The scheme was also suspended ahead of planned works by Transport for London on the A23, the council said, which would “substantially upgrade the experience for walking and cycling.” The roadworks are expected to start at the end of spring, continuing into 2025.

Neil Garrett AM, leader of the City Hall Conservatives, called the decision, “A win for all the local people who’ve had to put up with Labour’s LTN nonsense in Streatham, and we who pressed Labour to open their eyes and look at the disaster they created.”

“If the LTN cheerleaders are right, this suspension will make no difference to A23 traffic. Let’s see,” Mr. Garrett wrote on social media platform X.

Khan Admitted LTN ‘Causing Huge Problems’

The suspended scheme came a week after London’s mayor, Sadiq Khan said that “the LTN in Streatham is causing huge problems.”
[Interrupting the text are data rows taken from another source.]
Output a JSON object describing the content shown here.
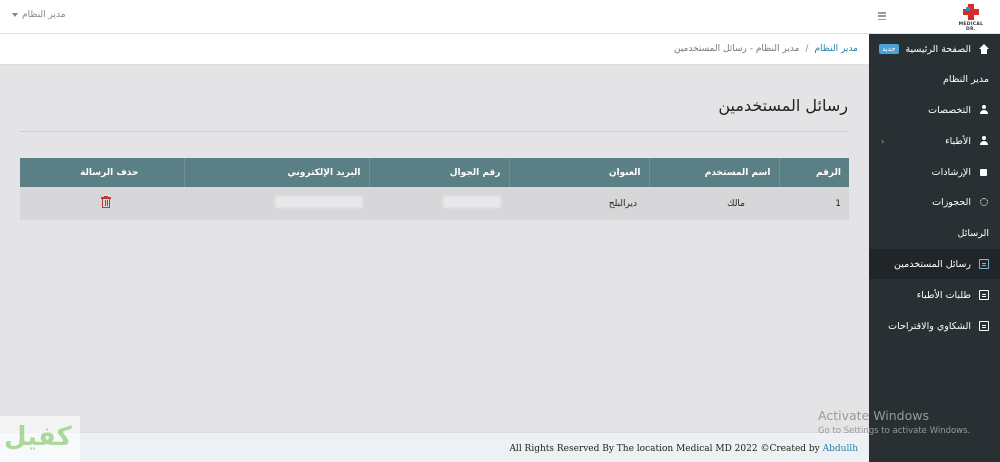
{
  "topbar": {
    "user_menu_label": "مدير النظام",
    "logo_text": "MEDICAL DR."
  },
  "breadcrumb": {
    "root": "مدير النظام",
    "separator": "/",
    "current": "مدير النظام - رسائل المستخدمين"
  },
  "page": {
    "title": "رسائل المستخدمين"
  },
  "table": {
    "headers": [
      "الرقم",
      "اسم المستخدم",
      "العنوان",
      "رقم الجوال",
      "البريد الإلكتروني",
      "حذف الرسالة"
    ],
    "rows": [
      {
        "number": "1",
        "username": "مالك",
        "address": "ديرالبلح"
      }
    ]
  },
  "sidebar": {
    "items": [
      {
        "label": "الصفحة الرئيسية",
        "badge": "جديد"
      },
      {
        "label": "مدير النظام"
      },
      {
        "label": "التخصصات"
      },
      {
        "label": "الأطباء",
        "chevron": "‹"
      },
      {
        "label": "الإرشادات"
      },
      {
        "label": "الحجوزات"
      },
      {
        "label": "الرسائل"
      },
      {
        "label": "رسائل المستخدمين"
      },
      {
        "label": "طلبات الأطباء"
      },
      {
        "label": "الشكاوي والاقتراحات"
      }
    ]
  },
  "footer": {
    "text": "All Rights Reserved By The location Medical MD 2022 ©Created by",
    "author": "Abdullh"
  },
  "os_overlay": {
    "title": "Activate Windows",
    "subtitle": "Go to Settings to activate Windows."
  },
  "watermark": {
    "text": "كفيل"
  },
  "colors": {
    "sidebar_bg": "#293034",
    "table_header_bg": "#5a7f84",
    "link": "#2a7fa8",
    "delete": "#c0392b",
    "badge": "#4aa3d6"
  }
}
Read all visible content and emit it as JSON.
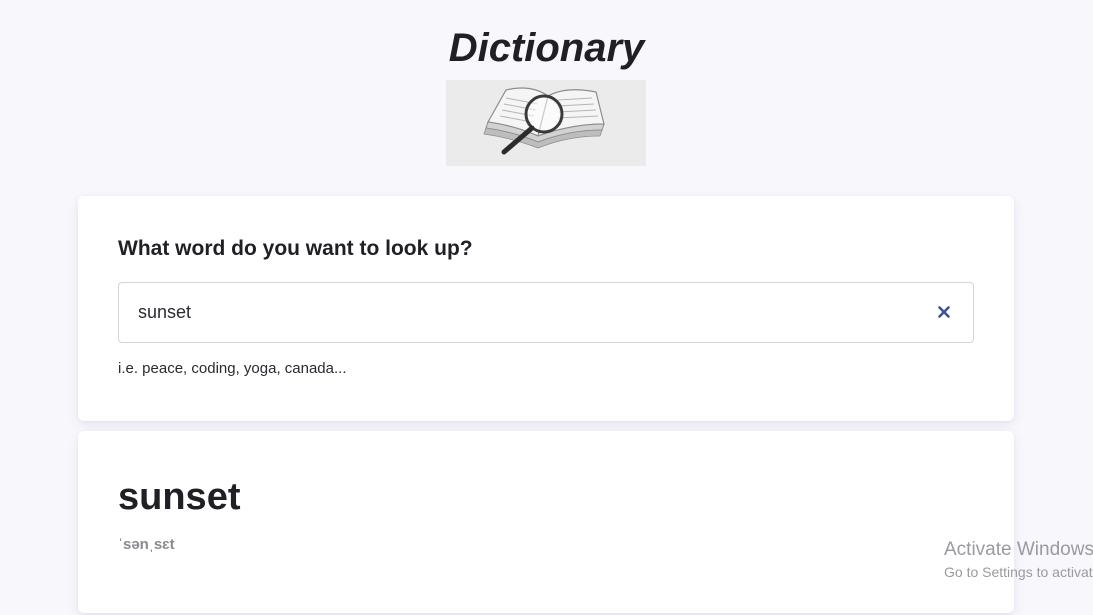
{
  "app": {
    "title": "Dictionary",
    "logo_icon": "book-magnifier-icon"
  },
  "search": {
    "heading": "What word do you want to look up?",
    "value": "sunset",
    "clear_icon": "close-icon",
    "hint": "i.e. peace, coding, yoga, canada..."
  },
  "result": {
    "word": "sunset",
    "phonetic": "ˈsənˌsɛt"
  },
  "watermark": {
    "title": "Activate Windows",
    "subtitle": "Go to Settings to activate Windows."
  },
  "colors": {
    "background": "#f8f7fc",
    "card": "#ffffff",
    "clear_icon": "#3b5591",
    "phonetic": "#8a8a92"
  }
}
During his regular phone-in session on LBC on Feb., 29, Mr. Khan told a caller that his office has been in touch with Lambeth Council to “see what we can do to resolve the issues” and that news about changes would be communicated “soon.”

Mr. Khan told the caller, a bus driver, “It’s not working and we’ve asked the council to look at it urgently to look at, in relation to the consequences of a very well-intentioned LTN, but people like you are reporting back to us that people are leaving your buses because it’s taking so long.”

“One of the unintended consequences is less use of public transport,” he said.

In one previously reported case in the Streatham Wells LTN, a bus took 55 minutes to travel two stops—a journey which would normally take four minutes.

Sunak Vowed to ‘Slam the Breaks’ on Controversial LTNs

In September, Prime Minister Rishi Sunak had pledged to “slam the brakes” on road schemes such as LTNs.
Mr. Sunak said, “What we want to do now is make sure that all these hare-brained schemes forced on local communities, whether it is low traffic neighbourhoods, whether it is blanket 20 mile an hour speed limits, all of that… (they) need to stop.”

“What we want to make sure is that local communities are not having these things imposed upon them, forced on them,” Mr. Sunak added.

There has been community resistance to LTNs across the country, including in Oxford where five people were arrested during a large-scale protest against the proposed traffic control measures, including an expansion to the number of LTNs in the city, in February 2023.
Residents of the city of Bath had also been campaigning against the traffic control systems. In May 2023, Bath local and campaigner for the Free Bath Streets movement Caroline Horsford told The Epoch Times that “no one has asked us if we want to change our entire way of living.”

“Changing the way we live, the way we shop, the way our kids our educated, how we drop them off at school, everything is changing and it is changing fast,” Ms. Horsford said.